Vedi Gianluca, come te tanti altri hanno provato a rimetterci al “nostro posto”, come se fossimo delle figurine in un album, o il bagno in un locale pubblico, per poi stupirsi, ma neanche troppo, quando avremmo preferito la sedia al sofà, essere chiamate dottoresse e non signorine, o quando siamo andate a fare kitesurf invece di denunciare il nostro stupratore.
Eh, già, non ne facciamo una giusta! Siamo nel posto sbagliato, siamo vestite in modo sbagliato che poi gli si risveglia l’ormone ai Gianluca, siamo precisetti che vogliamo che si dica avvocata, architetta, ingegnera. Ma dai, fatemi ridere, quella professione esiste da prima che una donna avesse l’ardire di svolgerla, vero Gianlu? Ne facciamo sempre una questione di genere, come quando ci fischiano per strada e non è il vigile per farci la multa, o se ci licenziano perché è arrivata la pandemia, che mica è l’arrotino che vuole solo noi, no? Ma poi, che colpa ne avete voi se è arrivato un virus bastardo che ha tolto il respiro in maniera paritaria ma il lavoro soprattutto alle donne?

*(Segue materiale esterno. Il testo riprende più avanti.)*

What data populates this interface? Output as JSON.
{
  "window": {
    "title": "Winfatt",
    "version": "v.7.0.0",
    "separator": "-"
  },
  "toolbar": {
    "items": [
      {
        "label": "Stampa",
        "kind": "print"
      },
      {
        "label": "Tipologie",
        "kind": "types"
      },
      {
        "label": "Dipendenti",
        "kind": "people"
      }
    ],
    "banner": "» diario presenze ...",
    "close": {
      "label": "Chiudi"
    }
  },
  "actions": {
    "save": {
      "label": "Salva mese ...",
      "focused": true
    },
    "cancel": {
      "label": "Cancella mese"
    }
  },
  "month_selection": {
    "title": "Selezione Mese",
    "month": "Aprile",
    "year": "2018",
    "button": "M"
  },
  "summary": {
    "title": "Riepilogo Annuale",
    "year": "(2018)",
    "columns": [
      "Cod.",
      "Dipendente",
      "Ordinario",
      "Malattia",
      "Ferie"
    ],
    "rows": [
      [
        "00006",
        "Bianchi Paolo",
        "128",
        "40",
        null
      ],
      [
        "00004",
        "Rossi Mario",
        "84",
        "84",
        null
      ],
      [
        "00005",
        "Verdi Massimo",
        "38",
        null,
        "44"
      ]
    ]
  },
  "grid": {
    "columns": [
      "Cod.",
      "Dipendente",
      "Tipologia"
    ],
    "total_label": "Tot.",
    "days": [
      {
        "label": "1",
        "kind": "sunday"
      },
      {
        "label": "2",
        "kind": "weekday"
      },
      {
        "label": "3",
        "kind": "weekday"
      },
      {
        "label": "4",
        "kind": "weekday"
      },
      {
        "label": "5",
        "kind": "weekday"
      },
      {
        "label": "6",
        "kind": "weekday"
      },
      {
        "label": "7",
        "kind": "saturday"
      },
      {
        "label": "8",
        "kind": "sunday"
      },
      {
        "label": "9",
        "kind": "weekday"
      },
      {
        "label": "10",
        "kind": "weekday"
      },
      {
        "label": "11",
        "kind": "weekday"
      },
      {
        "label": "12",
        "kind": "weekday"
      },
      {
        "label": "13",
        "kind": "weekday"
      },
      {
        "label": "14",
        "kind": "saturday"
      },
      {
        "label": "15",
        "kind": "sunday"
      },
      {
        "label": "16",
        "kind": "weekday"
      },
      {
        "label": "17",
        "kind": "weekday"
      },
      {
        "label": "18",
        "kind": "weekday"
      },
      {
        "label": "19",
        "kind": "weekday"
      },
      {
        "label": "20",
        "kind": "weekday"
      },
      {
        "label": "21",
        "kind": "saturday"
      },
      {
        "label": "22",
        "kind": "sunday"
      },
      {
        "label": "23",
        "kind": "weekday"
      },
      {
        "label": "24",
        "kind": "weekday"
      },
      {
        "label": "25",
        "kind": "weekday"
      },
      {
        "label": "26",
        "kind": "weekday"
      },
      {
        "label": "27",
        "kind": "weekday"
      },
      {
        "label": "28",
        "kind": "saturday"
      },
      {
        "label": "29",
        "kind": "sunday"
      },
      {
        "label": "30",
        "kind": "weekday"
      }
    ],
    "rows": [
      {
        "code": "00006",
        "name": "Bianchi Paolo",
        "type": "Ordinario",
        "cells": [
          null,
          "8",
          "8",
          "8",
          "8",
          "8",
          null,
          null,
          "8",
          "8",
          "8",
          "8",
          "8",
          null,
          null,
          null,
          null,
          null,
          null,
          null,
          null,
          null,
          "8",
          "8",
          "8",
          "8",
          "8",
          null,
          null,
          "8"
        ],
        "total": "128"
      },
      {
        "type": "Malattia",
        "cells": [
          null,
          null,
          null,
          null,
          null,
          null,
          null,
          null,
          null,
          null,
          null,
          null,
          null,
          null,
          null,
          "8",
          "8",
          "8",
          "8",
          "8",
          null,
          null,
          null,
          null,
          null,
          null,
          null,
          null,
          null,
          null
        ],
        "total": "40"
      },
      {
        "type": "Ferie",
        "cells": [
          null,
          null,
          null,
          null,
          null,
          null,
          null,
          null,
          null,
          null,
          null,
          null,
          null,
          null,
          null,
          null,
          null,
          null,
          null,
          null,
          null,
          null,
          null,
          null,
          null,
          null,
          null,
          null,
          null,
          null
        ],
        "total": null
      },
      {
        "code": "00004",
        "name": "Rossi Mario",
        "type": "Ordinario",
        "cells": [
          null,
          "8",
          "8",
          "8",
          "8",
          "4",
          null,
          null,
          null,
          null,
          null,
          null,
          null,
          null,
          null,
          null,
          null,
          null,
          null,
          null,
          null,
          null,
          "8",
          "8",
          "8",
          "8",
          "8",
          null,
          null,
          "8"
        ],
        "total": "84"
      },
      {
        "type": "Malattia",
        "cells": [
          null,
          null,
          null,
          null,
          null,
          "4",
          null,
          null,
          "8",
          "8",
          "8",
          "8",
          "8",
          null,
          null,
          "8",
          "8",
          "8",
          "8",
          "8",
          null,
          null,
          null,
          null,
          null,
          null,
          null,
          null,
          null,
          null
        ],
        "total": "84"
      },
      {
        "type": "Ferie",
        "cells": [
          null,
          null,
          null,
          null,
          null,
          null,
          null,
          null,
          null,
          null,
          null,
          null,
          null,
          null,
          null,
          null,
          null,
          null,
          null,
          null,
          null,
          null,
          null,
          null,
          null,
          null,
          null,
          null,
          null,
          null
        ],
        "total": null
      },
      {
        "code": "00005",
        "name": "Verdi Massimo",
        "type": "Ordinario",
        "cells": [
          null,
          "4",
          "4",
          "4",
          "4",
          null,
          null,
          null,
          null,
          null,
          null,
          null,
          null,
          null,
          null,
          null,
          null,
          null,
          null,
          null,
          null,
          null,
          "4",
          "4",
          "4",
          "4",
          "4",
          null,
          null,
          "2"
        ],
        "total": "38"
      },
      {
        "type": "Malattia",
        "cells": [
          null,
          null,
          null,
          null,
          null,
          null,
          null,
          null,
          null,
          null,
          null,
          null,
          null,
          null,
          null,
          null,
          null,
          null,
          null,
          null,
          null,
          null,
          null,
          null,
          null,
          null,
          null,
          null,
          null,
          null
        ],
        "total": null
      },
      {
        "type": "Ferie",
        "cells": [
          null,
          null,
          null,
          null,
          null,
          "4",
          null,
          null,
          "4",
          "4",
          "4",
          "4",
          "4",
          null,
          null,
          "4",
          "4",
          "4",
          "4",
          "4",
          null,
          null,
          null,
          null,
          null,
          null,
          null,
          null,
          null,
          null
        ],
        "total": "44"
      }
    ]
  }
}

Ecco Gianlu, la colpa non è solo tua. Per carità! E neanche di tutti quelli che ti somigliano, e ce ne sono. La colpa è anche un po’ nostra, lo ammetto, perché quel posto che voi ci avete assegnato, a volte, ci va un po’ stretto e sgomitiamo per uscire e andare ad occupare quello che ci piace di più, così, random, dimenticandoci però di mandarvici voi in quel posto rimasto vacante, mandarvici a voce alta, scandendo ben bene le parole che non sia mai che veniamo fraintese e dopo che vi ci abbiamo mandato, vi viene in mente di invitarci a cena per chiederci scusa, che voi non volevate, che le donne le amate ne avete anche sposata una, che vostra madre, figuriamoci, se vi ha tirato su così, e ci fate un bel regalino, ci fate all’amore, che noi se non lo facciamo, è risaputo, siamo un po’ nervosette, e ci spiegate finalmente come stanno le cose, anche le nostre. Sì, perché bene come le spiegate voi, nessuno mai. Ecco. A quel tavolo, quello del “te lo spiego io” è meglio che non ci facciate sedere e se distrattamente lo facessimo, qui vale il “ti devi alzare”.
Ma quanti tavoli dovremo ancora sbagliare o disertare perché non se ne parli più del fatto che avremmo o non avremmo dovuto esserci? Quante partite dovremo dimostrare di saper giocare che si tratti di sport, di politica, di moralità o di professionalità per stare un po’ dove ci pare. Anche sul ca**o a volte, perché no. Ma siamo umane, Gianlu. Cosa vuoi farci!